The exact nature of Paul’s thorn in the flesh is uncertain. There is probably a good reason that we don’t know. God likely wanted Paul’s difficulty to be described in general enough terms to apply to any difficulty we may face now. Whether the “thorn” we struggle with today is physical, emotional, or spiritual, we can know that God has a purpose and that His grace is all-sufficient. There are two types of things that we deal with – things that we can change, sometimes with help from professionals or friends or through prayer, and things that we can’t change no matter what.

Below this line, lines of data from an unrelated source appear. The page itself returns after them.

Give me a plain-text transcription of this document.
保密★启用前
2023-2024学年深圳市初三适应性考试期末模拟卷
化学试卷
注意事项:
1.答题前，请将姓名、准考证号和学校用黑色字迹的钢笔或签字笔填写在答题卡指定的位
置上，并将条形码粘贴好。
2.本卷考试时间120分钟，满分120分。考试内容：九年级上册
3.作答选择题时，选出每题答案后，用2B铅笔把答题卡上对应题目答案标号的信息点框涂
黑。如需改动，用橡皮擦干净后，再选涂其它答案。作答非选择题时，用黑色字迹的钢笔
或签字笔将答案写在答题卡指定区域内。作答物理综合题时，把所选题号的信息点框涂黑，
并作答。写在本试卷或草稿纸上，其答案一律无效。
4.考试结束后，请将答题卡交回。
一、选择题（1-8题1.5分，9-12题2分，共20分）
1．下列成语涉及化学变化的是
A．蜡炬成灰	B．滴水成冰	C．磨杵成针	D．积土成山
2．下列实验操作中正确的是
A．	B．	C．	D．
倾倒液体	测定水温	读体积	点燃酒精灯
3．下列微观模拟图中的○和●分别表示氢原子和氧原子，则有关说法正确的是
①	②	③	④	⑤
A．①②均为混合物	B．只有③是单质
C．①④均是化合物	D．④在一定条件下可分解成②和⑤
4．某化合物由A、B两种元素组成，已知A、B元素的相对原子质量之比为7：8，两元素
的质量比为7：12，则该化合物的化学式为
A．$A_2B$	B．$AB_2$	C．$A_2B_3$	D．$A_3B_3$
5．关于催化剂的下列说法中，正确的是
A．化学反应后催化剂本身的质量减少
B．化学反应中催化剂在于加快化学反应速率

We all have had or will experience chronic illnesses, aging, diminished abilities, and other ailments. We all have had or will experience emotional hurts, things in our pasts that we cannot change. Some of these things we cannot change because they are part of the aging process. These we will continue to live with – just a Paul learned to live with his “thorn in the flesh.” Other things that we may want changed are not in our ability to change. We cannot bring back a loved one. We can’t go back and fix something hurtful that we did in the past. Some things just can’t be changed. Some things we just have to live with. Paul’s reaction to not having his prayer answered in the way that he wanted helps us all accept that not all of the things we pray for, no matter how good they might be, will be answered in the way we would like.
There have been millions, even hundreds of millions, of prayers prayed for an end to this coronavirus pandemic. God so far has not answered those prayers. One of the lessons to be learned from this unusual time is that we humans don’t have all the answers. In time, we pray that we humans will find a vaccine that will tame this virus. In time, our lives will get back to some kind of normalcy. But while we are in the midst of this pandemic, we can continue to pray to God for strength, strength that comes from our most powerful God. For that we can give thanks every day. God is with us. That is all we need. Amen.